07 Nisan 2024 Pazar
Sis kazasında Ermenilere ait 2 manastır ve 2 kilise vardı. Katolikosluk merkezi ise, kraliyet sarayı yıkıntılarının bulunduğu arazideydi. 1240’larda Kral Hetum tarafından inşa ettirilen Ayasofya Kilisesi, Sis’in katedraliydi ve manastır kompleksinin içinde yer alıyordu. Zamanla harap olan yapı, 1810’da Katolikos Giragos tarafından yeniden yaptırıldı. Seksen oda, iki çeşme, on beş dönüm üzüm bağını ihtiva eden Manastır Katogikosun makarr-ı ikametiydi. Yani payitahtı.
Bu manastır içerisinde Ermenilere ait 238 erkek, 60 kız talebesi olan bir Katogikos mektebi vardı. İdadi derecesinde olan mektebin yapılış tarihi eskiydi ve ruhsatı yoktu.
1331 (1912) tarihli bir belgeye göre; Ermeniler, vaktiyle inşa olmuş beş senelik idadi derecesindeki ruhhan tahsiline mahsus ve Sis Katogikosluğu tarafından tesis edilen, “Kilikya Tiranos” adlı okula ruhsat almak için müracaat etmiş, yapılan keşif ve tahkikattan sonra, ruhsat verilmişti.
Keşif ve tahkikatla ilgili verilen bilgilere göre; manastır suru dahilinde bulunan bu okul, seksen zira* uzunluğunda ve kırk dört zira genişliğinde bir arsa üzerine kargir ve üç kat olarak bina edildi. Birinci katta bodrum olup, zeminden yirmi dört basamakla çıkılan ikinci katta bir kapı ve dokuz pencereli uzunluğuna bir yatakhane bulunuyordu. Zeminden kırk dört basamakla çıkılan üçüncü katta birer kapı ve üçer pencereli üç oda ve dershane olarak tahsis edilmiş bir kapı dört pencereli bir salon vardı.
Binanın tahmini elli bin kuruş değerinde olduğu belirtilirken, teneffüs mahalli ise, etrafı surla çevrili sekiz dönüm arsadan ibaretti.
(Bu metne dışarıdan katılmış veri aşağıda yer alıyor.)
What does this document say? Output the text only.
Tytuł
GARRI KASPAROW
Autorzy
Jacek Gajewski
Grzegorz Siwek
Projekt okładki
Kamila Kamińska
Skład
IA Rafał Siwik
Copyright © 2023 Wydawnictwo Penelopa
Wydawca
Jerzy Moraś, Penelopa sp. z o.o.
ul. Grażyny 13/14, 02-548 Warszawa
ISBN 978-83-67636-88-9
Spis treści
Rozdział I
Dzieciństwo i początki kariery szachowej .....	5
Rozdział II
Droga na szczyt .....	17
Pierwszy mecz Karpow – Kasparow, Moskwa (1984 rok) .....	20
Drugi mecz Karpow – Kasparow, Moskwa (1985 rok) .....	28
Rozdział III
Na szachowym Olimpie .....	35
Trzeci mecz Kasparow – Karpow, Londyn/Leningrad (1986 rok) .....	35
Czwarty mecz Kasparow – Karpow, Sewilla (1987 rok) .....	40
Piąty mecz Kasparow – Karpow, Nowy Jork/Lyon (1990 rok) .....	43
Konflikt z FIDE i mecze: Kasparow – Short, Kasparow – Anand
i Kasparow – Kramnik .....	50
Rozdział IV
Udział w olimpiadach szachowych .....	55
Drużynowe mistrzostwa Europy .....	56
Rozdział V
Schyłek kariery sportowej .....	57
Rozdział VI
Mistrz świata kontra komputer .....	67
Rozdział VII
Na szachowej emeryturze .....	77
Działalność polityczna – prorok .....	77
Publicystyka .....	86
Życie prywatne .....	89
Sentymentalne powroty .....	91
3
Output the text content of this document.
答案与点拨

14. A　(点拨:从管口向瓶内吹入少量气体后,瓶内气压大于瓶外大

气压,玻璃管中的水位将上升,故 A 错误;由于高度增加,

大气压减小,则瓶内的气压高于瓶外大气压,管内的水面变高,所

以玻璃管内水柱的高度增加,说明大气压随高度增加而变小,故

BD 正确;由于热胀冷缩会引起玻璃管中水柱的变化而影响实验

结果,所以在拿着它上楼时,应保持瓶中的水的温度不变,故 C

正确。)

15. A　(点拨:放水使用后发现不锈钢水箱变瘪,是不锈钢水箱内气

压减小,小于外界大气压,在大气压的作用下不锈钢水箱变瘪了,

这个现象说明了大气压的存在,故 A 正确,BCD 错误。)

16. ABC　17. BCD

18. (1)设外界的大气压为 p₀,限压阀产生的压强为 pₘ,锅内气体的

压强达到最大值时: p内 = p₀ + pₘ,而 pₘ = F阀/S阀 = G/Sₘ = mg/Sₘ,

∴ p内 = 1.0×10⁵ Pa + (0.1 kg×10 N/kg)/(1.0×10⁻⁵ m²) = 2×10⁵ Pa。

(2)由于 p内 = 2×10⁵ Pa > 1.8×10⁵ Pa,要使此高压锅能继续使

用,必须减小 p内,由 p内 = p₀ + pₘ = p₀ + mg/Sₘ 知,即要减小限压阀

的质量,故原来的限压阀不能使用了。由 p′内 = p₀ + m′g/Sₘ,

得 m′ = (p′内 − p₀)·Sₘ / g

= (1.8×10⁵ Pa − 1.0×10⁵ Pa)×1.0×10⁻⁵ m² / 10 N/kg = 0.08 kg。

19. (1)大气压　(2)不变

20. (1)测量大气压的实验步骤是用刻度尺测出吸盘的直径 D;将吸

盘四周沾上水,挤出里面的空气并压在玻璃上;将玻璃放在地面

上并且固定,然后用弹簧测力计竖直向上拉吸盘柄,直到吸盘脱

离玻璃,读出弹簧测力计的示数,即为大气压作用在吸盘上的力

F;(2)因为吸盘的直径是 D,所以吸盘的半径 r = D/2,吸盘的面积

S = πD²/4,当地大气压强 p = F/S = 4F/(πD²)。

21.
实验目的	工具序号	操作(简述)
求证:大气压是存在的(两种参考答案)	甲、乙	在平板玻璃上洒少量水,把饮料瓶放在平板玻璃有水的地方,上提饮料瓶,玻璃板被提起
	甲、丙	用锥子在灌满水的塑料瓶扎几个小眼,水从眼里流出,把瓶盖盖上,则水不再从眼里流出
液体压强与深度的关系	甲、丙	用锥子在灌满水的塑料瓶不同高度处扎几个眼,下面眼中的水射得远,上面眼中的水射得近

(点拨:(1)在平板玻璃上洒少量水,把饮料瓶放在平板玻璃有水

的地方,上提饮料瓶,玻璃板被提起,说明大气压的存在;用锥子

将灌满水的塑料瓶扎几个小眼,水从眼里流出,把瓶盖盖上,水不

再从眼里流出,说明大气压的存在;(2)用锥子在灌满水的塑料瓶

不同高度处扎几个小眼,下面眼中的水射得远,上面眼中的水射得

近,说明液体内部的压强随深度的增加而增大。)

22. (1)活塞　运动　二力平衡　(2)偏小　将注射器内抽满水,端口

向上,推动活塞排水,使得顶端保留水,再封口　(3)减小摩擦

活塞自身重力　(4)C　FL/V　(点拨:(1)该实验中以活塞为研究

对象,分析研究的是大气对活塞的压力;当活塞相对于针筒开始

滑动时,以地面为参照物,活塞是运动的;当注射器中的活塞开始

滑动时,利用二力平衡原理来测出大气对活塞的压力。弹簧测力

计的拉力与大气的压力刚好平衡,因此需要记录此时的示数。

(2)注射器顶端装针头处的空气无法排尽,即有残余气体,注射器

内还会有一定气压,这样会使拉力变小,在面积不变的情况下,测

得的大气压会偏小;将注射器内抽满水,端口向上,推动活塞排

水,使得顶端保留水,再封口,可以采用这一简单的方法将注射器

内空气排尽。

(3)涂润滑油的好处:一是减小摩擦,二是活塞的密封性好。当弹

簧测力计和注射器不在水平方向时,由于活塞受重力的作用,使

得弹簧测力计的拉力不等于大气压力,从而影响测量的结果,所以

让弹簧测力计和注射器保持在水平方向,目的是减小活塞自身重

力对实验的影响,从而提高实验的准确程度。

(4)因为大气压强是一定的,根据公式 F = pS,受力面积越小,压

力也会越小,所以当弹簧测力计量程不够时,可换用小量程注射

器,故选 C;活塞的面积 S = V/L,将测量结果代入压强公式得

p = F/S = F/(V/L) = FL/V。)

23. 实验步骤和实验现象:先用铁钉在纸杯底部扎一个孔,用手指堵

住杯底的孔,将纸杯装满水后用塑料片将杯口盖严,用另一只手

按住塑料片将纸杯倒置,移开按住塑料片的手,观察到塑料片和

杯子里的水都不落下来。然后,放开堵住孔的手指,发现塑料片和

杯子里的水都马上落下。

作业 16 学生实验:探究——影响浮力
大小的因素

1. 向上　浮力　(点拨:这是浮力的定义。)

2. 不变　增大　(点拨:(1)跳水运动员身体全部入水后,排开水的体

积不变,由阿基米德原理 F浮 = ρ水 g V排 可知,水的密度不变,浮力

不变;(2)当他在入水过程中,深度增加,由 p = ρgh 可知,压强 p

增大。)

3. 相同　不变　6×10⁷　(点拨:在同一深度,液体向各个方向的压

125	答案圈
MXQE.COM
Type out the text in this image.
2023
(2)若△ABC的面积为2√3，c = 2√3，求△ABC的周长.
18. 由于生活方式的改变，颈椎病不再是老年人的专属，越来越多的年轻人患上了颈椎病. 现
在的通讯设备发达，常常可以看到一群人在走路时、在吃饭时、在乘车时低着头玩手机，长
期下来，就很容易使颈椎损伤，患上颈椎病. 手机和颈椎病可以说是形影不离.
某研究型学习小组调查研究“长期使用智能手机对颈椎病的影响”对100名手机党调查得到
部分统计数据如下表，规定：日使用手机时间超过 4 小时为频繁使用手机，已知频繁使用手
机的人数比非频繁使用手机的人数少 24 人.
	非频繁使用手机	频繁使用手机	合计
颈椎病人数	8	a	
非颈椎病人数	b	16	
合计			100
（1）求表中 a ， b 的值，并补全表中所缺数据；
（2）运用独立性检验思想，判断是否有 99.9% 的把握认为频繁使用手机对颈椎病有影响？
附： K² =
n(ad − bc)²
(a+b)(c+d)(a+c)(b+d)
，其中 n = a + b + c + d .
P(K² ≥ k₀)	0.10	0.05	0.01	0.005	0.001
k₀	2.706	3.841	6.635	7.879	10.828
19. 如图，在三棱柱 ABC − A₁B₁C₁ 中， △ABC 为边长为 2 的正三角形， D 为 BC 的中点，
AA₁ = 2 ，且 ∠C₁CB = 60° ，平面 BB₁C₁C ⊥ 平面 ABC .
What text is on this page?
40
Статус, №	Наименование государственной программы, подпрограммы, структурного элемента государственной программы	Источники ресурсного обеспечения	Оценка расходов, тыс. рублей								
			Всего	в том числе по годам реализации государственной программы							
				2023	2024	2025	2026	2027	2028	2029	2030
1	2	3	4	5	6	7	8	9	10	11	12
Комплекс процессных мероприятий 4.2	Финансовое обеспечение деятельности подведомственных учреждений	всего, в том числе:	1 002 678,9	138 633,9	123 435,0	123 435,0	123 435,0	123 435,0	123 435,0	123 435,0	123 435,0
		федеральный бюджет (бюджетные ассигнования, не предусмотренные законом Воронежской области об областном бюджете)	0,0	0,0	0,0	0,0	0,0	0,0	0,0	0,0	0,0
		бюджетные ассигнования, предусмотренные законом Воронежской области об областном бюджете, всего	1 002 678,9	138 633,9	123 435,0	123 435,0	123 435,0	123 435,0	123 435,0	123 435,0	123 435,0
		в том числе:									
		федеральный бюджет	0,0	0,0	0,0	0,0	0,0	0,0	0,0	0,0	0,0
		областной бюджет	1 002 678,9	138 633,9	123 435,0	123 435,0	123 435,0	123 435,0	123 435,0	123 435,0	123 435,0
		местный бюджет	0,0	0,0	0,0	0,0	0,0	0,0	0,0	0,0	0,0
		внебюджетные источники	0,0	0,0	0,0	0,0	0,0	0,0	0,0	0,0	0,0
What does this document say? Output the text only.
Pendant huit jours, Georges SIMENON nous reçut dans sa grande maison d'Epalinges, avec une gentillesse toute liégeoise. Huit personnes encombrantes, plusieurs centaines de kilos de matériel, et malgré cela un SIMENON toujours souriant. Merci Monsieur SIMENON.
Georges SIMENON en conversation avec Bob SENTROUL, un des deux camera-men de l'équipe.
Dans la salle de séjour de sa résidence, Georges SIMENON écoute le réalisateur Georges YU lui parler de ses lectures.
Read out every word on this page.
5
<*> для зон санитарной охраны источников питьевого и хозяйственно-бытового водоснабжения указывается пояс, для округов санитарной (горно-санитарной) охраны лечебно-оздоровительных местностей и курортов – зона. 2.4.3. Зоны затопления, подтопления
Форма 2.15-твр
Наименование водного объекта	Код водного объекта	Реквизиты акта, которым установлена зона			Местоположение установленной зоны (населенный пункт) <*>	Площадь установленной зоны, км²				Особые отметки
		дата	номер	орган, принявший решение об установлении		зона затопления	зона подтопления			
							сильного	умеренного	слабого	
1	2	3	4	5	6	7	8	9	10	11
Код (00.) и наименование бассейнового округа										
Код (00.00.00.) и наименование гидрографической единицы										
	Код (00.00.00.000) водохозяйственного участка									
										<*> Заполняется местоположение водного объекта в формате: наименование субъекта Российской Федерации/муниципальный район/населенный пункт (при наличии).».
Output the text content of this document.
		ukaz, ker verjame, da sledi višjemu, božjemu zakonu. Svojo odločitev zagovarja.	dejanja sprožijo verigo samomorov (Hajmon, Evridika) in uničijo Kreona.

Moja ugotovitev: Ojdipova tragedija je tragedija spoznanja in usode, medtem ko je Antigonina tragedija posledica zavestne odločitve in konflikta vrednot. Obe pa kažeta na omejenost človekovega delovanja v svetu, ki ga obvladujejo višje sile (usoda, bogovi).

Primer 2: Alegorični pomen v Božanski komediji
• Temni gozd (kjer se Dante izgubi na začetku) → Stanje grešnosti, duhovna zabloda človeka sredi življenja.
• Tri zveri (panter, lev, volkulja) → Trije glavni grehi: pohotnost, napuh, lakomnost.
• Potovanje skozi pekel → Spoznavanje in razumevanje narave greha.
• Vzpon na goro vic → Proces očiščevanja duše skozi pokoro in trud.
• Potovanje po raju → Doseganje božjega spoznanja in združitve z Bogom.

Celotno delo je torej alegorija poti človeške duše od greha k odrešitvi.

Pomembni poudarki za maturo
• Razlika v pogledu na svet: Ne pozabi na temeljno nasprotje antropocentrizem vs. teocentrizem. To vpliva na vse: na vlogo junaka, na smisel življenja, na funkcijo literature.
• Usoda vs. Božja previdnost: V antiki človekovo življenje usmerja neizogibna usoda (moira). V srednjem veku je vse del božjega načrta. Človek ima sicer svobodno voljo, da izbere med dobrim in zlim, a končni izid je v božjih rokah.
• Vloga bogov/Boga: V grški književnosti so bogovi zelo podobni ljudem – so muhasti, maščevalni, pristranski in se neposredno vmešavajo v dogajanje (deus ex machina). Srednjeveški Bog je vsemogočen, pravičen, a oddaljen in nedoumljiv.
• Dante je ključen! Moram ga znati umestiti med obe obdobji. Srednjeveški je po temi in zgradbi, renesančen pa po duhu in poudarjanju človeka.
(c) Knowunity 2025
* Zira, parmak uçlarından dirseğe kadar olan kısma denk düşen uzunluk biriminin adıdır. Türk halklarının kullandığı eski ölçümü birimlerindendir. Zira, Uluslararası Birimler Sistemi kabulünden önce kullanılan uzunluk ölçülerindendi. Fizyolojiye göre 75 cm ile 90 cm arasında değişmektedir. Bu ölçülere göre bina 2.000-3.000 m2 arasındadır.
* * *
Osmanlı Devleti’nin uluslararası ilişkilerde zayıf bir döneminde olması ve Ermenilerin isyanlar ve karışıklıklar çıkarmaları, Babıali’nin ruhanilere güvenini de sarstı. Bu nedenle ve daha önce bahsetmiş olduğumuz hiyerarşik sürtüşmelerin devam etmesi suretiyle aynı süre zarfında seçilen iki Katoligosun ikisi de Babıali tarafından onaylanmadı.
Bu gelişmeler sonrasında 12 Ekim 1902’de toplanan Kilikya Meclisi, Osmanlı dönemi son Katoligosu Sahag II. Habayan’ı Katoligosluk makamına seçti.
Birinci Dünya Savaşı öncesinde Kilikya’da bir katolikos, iki başepiskopos, on episkopos ve 267 Ermeni yerleşimine (parish) yayılmış 214 Ermeni kilisesi mevcuttu. Osmanlı’daki genel Ermeni nüfusunun miktarı gibi, bölgedeki Ermenilerin nüfusu da Osmanlı ve Ermeni kaynaklarında ciddi farklılıklar göstermektedir. 1912 Ermeni Patrikhanesi istatistiklerine göre Kilikya’da 407.000 Ermeni varken, 1914’te bu rakam 205.050 kişi olarak gösterilmişti. 1912 tarihli Osmanlı istatistikleri ise 91.855 rakamını veriyordu.
Mayıs 1915’te yüksek rütbeli ruhbana Sis’ten Halep’e gitmeleri emredildi. Bu yolculukta, katolikosluğun merkezi olan Ayasofya manastırındaki nadir kitaplar, değerli kilise objeleri ve ‘kutsal emanetler’de Halep’e nakledildi. 13 Eylül 1915’te ‘Emval-i Metruke Kanunu’yla manastıra el kondu. Bu bölgede genel olarak Ermeni mülklerine Balkan muhacirleri iskan edilirken, 1912-1915 arasında Adana ve civarına yerleştirilenlerin sayısı 6.513’tü. 1915’ten sonra manastır Türk erkek muhacir çocuk yetimhanesine dönüştürüldü.